UPDATES & ANALYSIS

3.06

Iowa Supreme Court holds it had authority to extend statute of limitations during the COVID-19 pandemic

by Rox Laird | March 6, 2025

In the midst of the COVID-19 pandemic in 2020, the Iowa Supreme Court issued an order temporarily extending the two-year statute of limitations in civil cases by 76 days. Defendants in a Polk County civil suit that was filed by the plaintiffs after the two-year statutory deadline but within the 76-day extension argued the case should be dismissed because the Iowa Supreme Court did not have the authority to change the statute of limitations set by the Legislature. The district court agreed and dismissed the case.

In a Feb. 28 decision, the Iowa Supreme Court held that it had the authority to issue its 2020 supervisory order extending the statute of limitations, and it remanded the case to the district court. The decision was written by Justice Matthew McDermott joined by Chief Justice Susan Christensen and Justices Thomas Waterman and Edward Mansfield. Justice Christopher McDonald wrote a separate opinion joined by Justice Dana Oxley concurring in the judgment of the Court. Justice David May wrote a dissenting opinion.

This is the second time the Court has addressed the question of the constitutionality of its supervisory order pausing – or “tolling” – the statute of limitations. The first was in a 2022 Pottawattamie County case. But the justices were evenly divided 3-3 in that case, as Justice McDermott did not participate in the case and the remainder split on the question, with Chief Justice Christensen and Justices Waterman and Mansfield saying the supervisory order did not infringe on the Legislature’s authority to limit the time for filing lawsuits. Justices McDonald, Oxley and May said it did. [See On Brief’s analysis of the per curiam order in the 2022 case.]

The question before the Court in the case issued Feb 28: Did the Court’s emergency order extending the statute of limitations by 76 days during the pandemic violate the separation of powers doctrine under the Iowa Constitution? The Court concluded that it did not.

Although governmental powers are divided between legislative, administrative, and judicial departments, the lines separating the three are not rigid, the Court said, quoting from an earlier decision that said the Constitution allows some overlapping responsibilities, “entrust[ing] both the legislature and the judiciary with ensuring that the judicial branch functions and administers justice.”
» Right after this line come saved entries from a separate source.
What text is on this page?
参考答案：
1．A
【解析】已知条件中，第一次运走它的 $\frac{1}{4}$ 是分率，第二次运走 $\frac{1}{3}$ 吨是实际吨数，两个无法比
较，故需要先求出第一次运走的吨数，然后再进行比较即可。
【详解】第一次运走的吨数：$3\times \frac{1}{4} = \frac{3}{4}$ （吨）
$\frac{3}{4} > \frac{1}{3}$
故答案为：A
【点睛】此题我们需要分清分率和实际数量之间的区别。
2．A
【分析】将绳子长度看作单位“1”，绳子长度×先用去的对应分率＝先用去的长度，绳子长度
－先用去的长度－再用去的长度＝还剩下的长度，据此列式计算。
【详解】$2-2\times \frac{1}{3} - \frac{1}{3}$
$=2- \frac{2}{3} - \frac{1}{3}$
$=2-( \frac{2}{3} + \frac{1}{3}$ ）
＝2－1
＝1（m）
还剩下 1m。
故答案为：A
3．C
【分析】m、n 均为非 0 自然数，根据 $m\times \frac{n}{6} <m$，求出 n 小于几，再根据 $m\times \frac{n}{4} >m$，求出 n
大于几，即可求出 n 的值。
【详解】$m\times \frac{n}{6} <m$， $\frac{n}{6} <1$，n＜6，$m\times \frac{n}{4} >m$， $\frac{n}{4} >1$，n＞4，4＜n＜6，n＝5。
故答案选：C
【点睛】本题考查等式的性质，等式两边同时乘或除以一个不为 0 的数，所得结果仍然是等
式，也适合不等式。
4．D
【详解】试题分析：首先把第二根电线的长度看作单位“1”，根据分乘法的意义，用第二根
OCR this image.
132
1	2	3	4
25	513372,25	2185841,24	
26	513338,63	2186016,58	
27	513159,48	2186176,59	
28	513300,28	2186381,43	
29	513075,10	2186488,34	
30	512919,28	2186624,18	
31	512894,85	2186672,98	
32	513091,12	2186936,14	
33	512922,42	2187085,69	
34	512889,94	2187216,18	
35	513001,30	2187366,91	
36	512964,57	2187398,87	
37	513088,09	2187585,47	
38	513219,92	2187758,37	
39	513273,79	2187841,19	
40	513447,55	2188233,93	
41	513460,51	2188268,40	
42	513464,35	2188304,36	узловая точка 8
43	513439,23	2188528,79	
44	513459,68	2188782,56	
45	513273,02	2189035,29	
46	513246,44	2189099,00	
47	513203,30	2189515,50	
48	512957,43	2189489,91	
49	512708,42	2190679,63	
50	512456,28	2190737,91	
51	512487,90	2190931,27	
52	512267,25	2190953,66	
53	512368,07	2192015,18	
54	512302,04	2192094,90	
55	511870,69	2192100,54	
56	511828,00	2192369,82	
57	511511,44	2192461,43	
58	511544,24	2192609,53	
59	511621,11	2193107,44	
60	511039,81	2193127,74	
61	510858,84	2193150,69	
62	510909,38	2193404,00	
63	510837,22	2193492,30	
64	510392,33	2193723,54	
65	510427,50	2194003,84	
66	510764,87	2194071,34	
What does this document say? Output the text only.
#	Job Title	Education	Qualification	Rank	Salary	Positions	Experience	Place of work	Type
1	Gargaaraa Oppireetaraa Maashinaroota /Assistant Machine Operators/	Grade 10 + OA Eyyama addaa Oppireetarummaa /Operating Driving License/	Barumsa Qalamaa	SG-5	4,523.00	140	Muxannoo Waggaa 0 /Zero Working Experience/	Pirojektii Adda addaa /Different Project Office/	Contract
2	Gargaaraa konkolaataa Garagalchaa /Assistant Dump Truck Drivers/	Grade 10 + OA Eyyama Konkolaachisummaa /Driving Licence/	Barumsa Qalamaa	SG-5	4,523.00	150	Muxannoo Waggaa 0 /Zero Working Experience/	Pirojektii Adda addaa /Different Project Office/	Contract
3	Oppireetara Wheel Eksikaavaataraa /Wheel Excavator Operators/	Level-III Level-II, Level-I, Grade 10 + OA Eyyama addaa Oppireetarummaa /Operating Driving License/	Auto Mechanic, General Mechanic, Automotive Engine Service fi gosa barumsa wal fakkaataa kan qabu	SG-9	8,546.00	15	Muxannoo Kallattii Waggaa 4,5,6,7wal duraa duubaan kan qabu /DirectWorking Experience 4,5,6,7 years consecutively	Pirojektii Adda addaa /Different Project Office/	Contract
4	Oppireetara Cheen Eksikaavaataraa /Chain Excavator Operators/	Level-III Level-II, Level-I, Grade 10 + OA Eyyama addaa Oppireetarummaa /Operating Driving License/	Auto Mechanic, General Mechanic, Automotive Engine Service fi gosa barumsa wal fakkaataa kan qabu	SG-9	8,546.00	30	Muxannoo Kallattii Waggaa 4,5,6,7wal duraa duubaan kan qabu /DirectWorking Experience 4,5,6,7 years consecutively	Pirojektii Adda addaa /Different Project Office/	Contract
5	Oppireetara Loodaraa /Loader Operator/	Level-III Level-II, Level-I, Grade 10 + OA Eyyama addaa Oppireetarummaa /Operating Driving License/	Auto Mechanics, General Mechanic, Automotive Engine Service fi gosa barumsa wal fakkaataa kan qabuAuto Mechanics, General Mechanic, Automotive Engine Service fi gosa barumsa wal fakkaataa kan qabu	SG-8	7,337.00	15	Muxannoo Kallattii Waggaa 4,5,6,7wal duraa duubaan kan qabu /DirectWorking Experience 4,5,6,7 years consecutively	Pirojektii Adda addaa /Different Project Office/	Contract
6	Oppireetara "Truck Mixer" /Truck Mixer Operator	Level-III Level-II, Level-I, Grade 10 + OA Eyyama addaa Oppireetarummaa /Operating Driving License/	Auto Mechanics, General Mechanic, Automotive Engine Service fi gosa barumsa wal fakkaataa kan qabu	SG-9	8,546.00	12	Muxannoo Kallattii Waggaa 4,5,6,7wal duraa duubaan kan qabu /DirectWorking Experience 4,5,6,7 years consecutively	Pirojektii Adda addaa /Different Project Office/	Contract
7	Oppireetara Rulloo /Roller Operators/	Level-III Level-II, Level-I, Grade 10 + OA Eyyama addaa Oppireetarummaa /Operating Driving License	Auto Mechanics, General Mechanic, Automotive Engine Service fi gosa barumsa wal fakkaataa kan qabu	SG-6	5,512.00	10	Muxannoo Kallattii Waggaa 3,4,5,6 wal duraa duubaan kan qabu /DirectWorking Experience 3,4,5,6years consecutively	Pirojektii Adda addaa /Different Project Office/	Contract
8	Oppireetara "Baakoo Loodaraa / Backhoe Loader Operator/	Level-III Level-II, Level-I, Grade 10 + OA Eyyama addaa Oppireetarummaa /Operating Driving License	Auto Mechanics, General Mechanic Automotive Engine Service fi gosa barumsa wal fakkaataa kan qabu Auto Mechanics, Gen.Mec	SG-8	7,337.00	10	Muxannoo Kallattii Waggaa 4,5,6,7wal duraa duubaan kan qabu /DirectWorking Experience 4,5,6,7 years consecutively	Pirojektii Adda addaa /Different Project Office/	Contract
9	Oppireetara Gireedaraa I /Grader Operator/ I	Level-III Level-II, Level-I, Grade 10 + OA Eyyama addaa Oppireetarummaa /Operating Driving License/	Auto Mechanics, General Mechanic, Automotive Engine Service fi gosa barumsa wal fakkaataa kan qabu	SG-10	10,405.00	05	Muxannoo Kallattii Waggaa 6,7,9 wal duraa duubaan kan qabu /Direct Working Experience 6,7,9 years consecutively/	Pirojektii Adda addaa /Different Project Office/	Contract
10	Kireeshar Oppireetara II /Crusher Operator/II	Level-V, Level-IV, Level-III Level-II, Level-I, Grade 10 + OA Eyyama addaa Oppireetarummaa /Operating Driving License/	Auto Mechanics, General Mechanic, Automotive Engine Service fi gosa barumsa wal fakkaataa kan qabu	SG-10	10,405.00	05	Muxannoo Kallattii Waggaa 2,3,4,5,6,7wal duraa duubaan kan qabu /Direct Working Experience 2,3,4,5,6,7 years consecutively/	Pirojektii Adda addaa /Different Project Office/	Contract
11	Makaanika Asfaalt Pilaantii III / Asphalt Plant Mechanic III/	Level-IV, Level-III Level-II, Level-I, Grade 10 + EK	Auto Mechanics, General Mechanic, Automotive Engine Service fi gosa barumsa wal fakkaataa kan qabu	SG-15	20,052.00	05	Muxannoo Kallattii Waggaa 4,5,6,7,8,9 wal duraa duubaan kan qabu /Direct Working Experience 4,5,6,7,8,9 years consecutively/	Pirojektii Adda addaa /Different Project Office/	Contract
The Iowa Constitution grants certain powers to the Legislature to regulate how the judiciary carries out its judicial power, including the Supreme Court’s jurisdiction, McDermott wrote, but the Supreme Court is vested with “supervisory and administrative control” over all state courts.

Statutes of limitation are legislative enactments that strike a balance “between the idea that defendants should not be left open to indefinite liability and the idea that plaintiffs deserve a fair opportunity to have their day in court,” McDermott wrote. But the COVID-19 pandemic “brought about unprecedented temporary changes to societal functioning that upended this balance,” he wrote, because the judicial process was affected by closed courts and when lawyers were unable to meet in person with clients and witnesses.

“In our view, addressing these types of roadblocks by tolling statutes of limitations falls within the judicial power and our explicit authority to exercise ‘supervisory and administrative control’ over the court system,” the Court said. “This is true notwithstanding the legislature’s recognized authority to establish limitations periods in civil cases.”

Writing in his opinion concurring in the Court’s judgment, which was joined by Justice Oxley, Justice McDonald explained why he has changed his views since 2022.

“At that time, it was my view that the challenged provision of the supervisory order violated the separation of powers clause in the Iowa Constitution and was void,” he wrote. “Upon further study and reflection, I have come to conclude that the challenged provision of the supervisory order is not irreconcilable with the separation of powers clause in the state constitution.”

But Justice McDonald reached that decision for different reasons than the majority.

Whereas the majority concluded that the Court’s inherent authority to supervise and administer practice and procedure in all of Iowa’s courts gives it authority to toll and statute of limitations, McDonald argued the source of that authority is the Court’s general equitable power.

“The only possible legitimate source of power to support a change in the law to be applied in Iowa’s courts that would also result in a change in the law to be applied in federal district courts applying Iowa law is this court’s equitable power to make law and toll the statutes of limitations in the extraordinary circumstances presented during the pandemic,” McDonald wrote.

Justice May adhered to his 2022 position that the Court lacked constitutional authority to toll the statute of limitations, and in his dissenting opinion he disagreed with the arguments put forward by both the Court’s majority and Justice McDonald’s concurrence to justify the constitutionality of the Court’s 2020 supervisory order.

“The power to revise statutes is held by the people’s elected representatives in the Iowa General Assembly, our legislature,” he wrote. “It is not held by the judiciary.” Because the Court lacked the power to revise Iowa’s statute of limitations, he would affirm the district court.